Kaszanas / SC2_Datasets

https://sc2-datasets.readthedocs.io/
GNU General Public License v3.0
8 stars 3 forks source link

Verify Dataset __getitem__ return value #4

Closed Kaszanas closed 2 years ago

Kaszanas commented 2 years ago

There is no clear documentation on what should be returned from __getitem__ method using a PyTorch Dataset class.

It means a lack of clear interface for any machine learning model that is going to be used down the line.

After some research it seems that what is commonly used as a return type is return x, y where x is a tensor or numpy array containing features, and y is a tensor or numpy array containing labels.

For the case of SC2ReplayData there is no clear list of features and labels. Some kind of logic needs to be introduced on dataset initialization that allows for feature/label selection.

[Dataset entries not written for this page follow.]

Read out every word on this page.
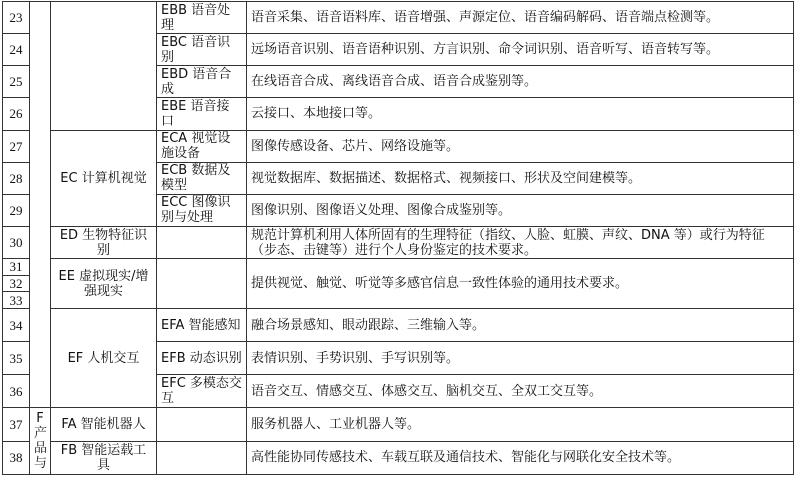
23			EBB 语音处理	语音采集、语音语料库、语音增强、声源定位、语音编码解码、语音端点检测等。
24			EBC 语音识别	远场语音识别、语音语种识别、方言识别、命令词识别、语音听写、语音转写等。
25			EBD 语音合成	在线语音合成、离线语音合成、语音合成鉴别等。
26			EBE 语音接口	云接口、本地接口等。
27		EC 计算机视觉	ECA 视觉设施设备	图像传感设备、芯片、网络设施等。
28			ECB 数据及模型	视觉数据库、数据描述、数据格式、视频接口、形状及空间建模等。
29			ECC 图像识别与处理	图像识别、图像语义处理、图像合成鉴别等。
30		ED 生物特征识别		规范计算机利用人体所固有的生理特征（指纹、人脸、虹膜、声纹、DNA 等）或行为特征（步态、击键等）进行个人身份鉴定的技术要求。
31		EE 虚拟现实/增强现实		提供视觉、触觉、听觉等多感官信息一致性体验的通用技术要求。
32				
33				
34		EF 人机交互	EFA 智能感知	融合场景感知、眼动跟踪、三维输入等。
35			EFB 动态识别	表情识别、手势识别、手写识别等。
36			EFC 多模态交互	语音交互、情感交互、体感交互、脑机交互、全双工交互等。
37	F 产品与	FA 智能机器人		服务机器人、工业机器人等。
38		FB 智能运载工具		高性能协同传感技术、车载互联及通信技术、智能化与网联化安全技术等。
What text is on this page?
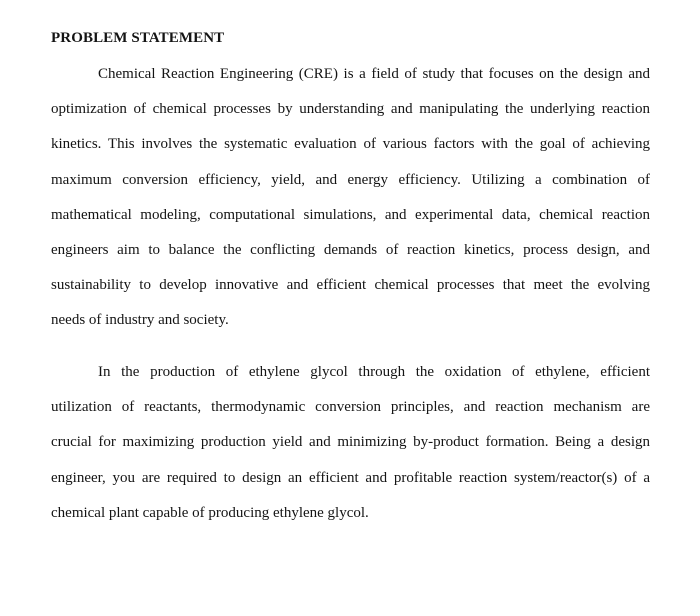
PROBLEM STATEMENT
Chemical Reaction Engineering (CRE) is a field of study that focuses on the design and
optimization of chemical processes by understanding and manipulating the underlying reaction
kinetics. This involves the systematic evaluation of various factors with the goal of achieving
maximum conversion efficiency, yield, and energy efficiency. Utilizing a combination of
mathematical modeling, computational simulations, and experimental data, chemical reaction
engineers aim to balance the conflicting demands of reaction kinetics, process design, and
sustainability to develop innovative and efficient chemical processes that meet the evolving
needs of industry and society.
In the production of ethylene glycol through the oxidation of ethylene, efficient
utilization of reactants, thermodynamic conversion principles, and reaction mechanism are
crucial for maximizing production yield and minimizing by-product formation. Being a design
engineer, you are required to design an efficient and profitable reaction system/reactor(s) of a
chemical plant capable of producing ethylene glycol.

PyTorch transforms seem to be a good way to pass such logic to the dataset.

This would imply that the rest of the logic is applied within the model.

References:

If you have any thoughts on that let me know: @leafnode

Kaszanas commented 2 years ago

I think that the reasonable decision is to return SC2ReplayData by default. All other tensor creation or features, label creation can be done through transforms.

Maybe such decision can make it easier to interface with other frameworks?

Still this needs to be researched further.

Kaszanas commented 2 years ago

This is solved with transforms.

They expose logic for returning custom information to models.